Mythbuster: The aging population (external - login to view)
By Sam Cooper, The Province October 16, 2011
The confidential federal government report “Canada’s Changing Demographics: The Impacts of Population Aging” listed several myths that need to be shot down in order to understand the changes that have just started to be unleashed in Canada and across the world.
Myth: Population aging is just about people getting older.
Fact: It is a change in population age structure, so that the share of older persons grows while the share of younger persons shrinks. Longer lifespans contribute, but lower fertility is the main driver.
Myth: In Canada, aging will end with the passing of the baby boom.

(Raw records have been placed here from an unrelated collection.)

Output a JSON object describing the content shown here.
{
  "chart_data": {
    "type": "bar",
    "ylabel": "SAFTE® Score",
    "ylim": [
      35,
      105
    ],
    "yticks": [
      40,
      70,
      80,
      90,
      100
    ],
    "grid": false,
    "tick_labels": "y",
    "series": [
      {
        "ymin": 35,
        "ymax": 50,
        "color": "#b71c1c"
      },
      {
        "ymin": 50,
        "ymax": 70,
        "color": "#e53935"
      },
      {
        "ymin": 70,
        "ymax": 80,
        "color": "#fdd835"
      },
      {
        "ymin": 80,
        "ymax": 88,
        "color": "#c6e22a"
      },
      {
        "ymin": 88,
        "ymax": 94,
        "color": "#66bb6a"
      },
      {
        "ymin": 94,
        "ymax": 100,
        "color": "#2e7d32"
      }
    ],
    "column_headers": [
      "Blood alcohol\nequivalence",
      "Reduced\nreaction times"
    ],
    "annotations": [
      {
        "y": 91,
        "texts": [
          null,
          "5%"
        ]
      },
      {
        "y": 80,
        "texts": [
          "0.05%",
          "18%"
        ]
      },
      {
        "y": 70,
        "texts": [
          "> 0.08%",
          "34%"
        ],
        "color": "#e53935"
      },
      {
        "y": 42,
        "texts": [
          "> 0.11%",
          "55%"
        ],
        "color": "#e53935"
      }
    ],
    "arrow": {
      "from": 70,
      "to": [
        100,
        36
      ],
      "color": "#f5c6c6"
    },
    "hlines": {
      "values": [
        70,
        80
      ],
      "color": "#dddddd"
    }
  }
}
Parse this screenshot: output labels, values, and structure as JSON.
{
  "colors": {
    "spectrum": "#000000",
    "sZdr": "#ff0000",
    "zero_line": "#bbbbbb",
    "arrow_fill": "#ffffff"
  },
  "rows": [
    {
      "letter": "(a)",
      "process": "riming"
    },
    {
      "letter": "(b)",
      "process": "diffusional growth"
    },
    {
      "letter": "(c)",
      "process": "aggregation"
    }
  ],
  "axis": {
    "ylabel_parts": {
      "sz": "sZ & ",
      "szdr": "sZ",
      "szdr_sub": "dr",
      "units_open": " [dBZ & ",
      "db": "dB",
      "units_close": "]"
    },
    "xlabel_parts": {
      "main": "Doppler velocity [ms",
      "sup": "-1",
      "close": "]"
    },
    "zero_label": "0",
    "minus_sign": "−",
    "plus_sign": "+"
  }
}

Fact: While the baby boom will contribute to the rapid speed of population aging over the next 20 years, population aging is likely to continue. In 2061, when the youngest surviving boomers will be 95, Canada will still have 25 per cent seniors, compared to 14 per cent in 2009.
Myth: Canada can reverse population aging through immigration.
Fact: Immigration rates would need to more than double and potentially quintuple to maintain current age-population “dependency ratios.”
Myth: Aging is just a trend in developed countries.
Fact: By 2050, populations in developing countries will be aging so rapidly they are likely to have the same proportion of seniors as developed countries do today. These trends will impact geopolitics, the global economy and trade, and immigration, meaning a race will be on for countries to “get rich before getting old.”